Most people turn to treadmill workouts to torch calories. You jump on, raise the speed and zone out for somewhere between 20 and 40 minutes. There are a few ways to annihilate calories on the treadmill in less time. Try each of these workouts on alternate days, and you’ll see results in no time. Speed changes and incline increases will make you tired quicker — a sure sign that you’re working harder, and not just burning calories, increasing your fat burn as well.

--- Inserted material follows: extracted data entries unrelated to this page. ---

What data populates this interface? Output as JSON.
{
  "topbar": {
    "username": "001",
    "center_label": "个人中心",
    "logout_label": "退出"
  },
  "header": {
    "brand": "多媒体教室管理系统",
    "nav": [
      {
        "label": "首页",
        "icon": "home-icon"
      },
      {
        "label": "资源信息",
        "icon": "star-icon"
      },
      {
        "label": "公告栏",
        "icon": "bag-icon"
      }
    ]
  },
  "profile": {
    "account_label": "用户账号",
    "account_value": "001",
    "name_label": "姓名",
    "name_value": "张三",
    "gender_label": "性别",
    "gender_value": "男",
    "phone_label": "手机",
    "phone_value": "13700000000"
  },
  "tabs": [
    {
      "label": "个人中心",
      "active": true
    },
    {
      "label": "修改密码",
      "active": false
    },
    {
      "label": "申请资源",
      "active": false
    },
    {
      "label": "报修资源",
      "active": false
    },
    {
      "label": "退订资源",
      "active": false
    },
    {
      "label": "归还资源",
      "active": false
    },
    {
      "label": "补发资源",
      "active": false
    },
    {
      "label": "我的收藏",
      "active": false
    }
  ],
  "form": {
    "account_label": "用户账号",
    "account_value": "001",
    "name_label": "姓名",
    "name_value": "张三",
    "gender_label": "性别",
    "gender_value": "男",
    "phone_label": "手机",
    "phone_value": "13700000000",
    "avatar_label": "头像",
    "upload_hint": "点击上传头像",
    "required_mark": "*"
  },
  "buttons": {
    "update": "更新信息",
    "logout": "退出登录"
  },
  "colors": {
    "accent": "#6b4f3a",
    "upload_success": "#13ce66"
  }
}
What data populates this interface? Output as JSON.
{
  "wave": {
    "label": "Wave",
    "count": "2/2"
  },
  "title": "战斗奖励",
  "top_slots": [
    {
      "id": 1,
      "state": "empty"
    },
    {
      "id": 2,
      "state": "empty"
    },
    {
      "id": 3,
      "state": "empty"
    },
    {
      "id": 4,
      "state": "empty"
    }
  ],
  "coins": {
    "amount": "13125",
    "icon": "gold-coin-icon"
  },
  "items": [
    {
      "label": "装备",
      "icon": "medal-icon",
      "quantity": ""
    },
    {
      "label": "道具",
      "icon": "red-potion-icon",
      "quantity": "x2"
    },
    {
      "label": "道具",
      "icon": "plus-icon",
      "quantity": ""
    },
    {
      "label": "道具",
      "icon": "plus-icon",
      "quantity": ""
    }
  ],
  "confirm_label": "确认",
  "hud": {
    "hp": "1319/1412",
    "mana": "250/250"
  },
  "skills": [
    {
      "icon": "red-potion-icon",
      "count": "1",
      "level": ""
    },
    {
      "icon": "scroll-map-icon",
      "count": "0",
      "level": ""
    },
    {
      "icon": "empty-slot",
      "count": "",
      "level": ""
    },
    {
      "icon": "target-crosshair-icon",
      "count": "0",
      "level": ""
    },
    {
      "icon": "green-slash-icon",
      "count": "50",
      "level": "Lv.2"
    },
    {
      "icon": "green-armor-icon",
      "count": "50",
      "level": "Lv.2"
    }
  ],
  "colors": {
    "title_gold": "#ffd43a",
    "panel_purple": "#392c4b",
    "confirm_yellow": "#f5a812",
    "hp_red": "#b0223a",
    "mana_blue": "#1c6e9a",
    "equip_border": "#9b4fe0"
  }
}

With these (and all other) workouts, spend 5 minutes on your warm up at a low intensity. This will get your blood pumping to all of your muscles. Complete your warm-up and all “resting” levels at an incline of 1.0. Treadmills often naturally slope downward, so running at a flat incline of 0.0 is actually downhill — and easier. All workouts use the manual or quickstart setting
This challenging workout maintains a steady speed for the duration, but ups the intensity by incorporating 1 minute incline bursts to really target glutes and hamstrings. Warm up, then begin your run at a speed that you can sustain for the duration of your workout. Aim for about a 6.0 speed if you are just starting, or shoot for 6.5-6.8 if you use the treadmill often. Run for 1 and 1/2 minutes at this pace, then bring on the hills! Raise the incline to 5.0 for the first hill, and run for 1 minute. Drop the incline back to 1.0 and run at your regular pace for 1 and 1/2 minutes. Repeat the high and low intervals for the remainder of your workout, but raise the incline by 1 entire percent each time. You will likely want to top out at a 7.0 or 8.0 incline, so continue to raise your incline to that percent and repeat until your cool down.

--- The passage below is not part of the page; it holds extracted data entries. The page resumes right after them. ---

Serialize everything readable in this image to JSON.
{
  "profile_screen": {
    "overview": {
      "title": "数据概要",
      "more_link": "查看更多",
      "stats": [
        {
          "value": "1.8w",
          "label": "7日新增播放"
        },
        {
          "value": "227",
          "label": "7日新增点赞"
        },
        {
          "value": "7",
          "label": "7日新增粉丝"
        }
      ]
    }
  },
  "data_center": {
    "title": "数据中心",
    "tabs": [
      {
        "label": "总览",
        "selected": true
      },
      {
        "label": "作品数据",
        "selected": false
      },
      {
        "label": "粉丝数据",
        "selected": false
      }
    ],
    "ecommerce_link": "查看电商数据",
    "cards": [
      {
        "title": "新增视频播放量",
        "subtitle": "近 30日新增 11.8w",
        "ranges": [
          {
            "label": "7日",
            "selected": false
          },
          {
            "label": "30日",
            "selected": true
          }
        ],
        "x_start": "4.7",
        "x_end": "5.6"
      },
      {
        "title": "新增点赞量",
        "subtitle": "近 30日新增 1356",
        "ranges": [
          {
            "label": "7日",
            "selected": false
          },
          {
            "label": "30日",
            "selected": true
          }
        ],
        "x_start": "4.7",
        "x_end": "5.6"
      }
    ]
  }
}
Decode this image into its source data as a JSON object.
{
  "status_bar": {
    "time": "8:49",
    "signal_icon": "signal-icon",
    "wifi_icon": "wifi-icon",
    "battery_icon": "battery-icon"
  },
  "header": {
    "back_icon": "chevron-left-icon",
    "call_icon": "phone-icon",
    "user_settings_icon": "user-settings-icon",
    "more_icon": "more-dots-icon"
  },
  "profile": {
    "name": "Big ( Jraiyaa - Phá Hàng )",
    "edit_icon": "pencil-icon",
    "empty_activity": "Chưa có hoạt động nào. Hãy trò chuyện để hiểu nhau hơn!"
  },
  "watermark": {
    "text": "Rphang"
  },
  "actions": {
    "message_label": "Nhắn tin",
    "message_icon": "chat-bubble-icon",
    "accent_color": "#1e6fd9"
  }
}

Complete your workout like as you did with the hill workout, but instead of raising the incline, raise the speed for 1 minute after your 1 and 1/2 minute low interval. Your sprint section at a fast speed, say 7.2 – 8.5, depending on your ability, for each interval.
3. Pyramid Sprints
This sprint incorporates both of the above workouts, but drops to a brisk walking speed for the low interval. Build both elements for 1 minute per interval, beginning at 6.0 for both speed and incline. Lower the duration of your low interval by dropping it to 1 minute at a walking pace. On the second (and subsequent) intervals, raise the speed and incline by 0.5% each time until you reach 8.5. Then, bring down the speed and incline, decreasing it by .5 each time for the remainder of your workout.
4. Big Burner
Cover up the time log for this workout and hunker down for a tough one! This is probably the most difficult sprint workout that there is, so, spend a few weeks on the other sprint workouts, and make this your goal for week four. Warm up, then raise the speed and the incline to at least 8.0 at every interval, though you could likely start at a higher level. This should be an all out sprint, and should last for about 1 minute. However, don’t pay attention to the clock– listen to your body and push on for as long as you can. You should feel your thighs burning before you consider stopping! Toward the end, your sprint may be shorter than the beginning sprints were. Then, drop the speed and incline and walk as long as it takes you to mostly recover, where you could maintain a conversation. Then, repeat the sprint and recovery as many times as you can.
You may only be able to complete 10 minutes at first, but eventually, you’ll work up to 20 minutes as your endurance builds and you get stronger.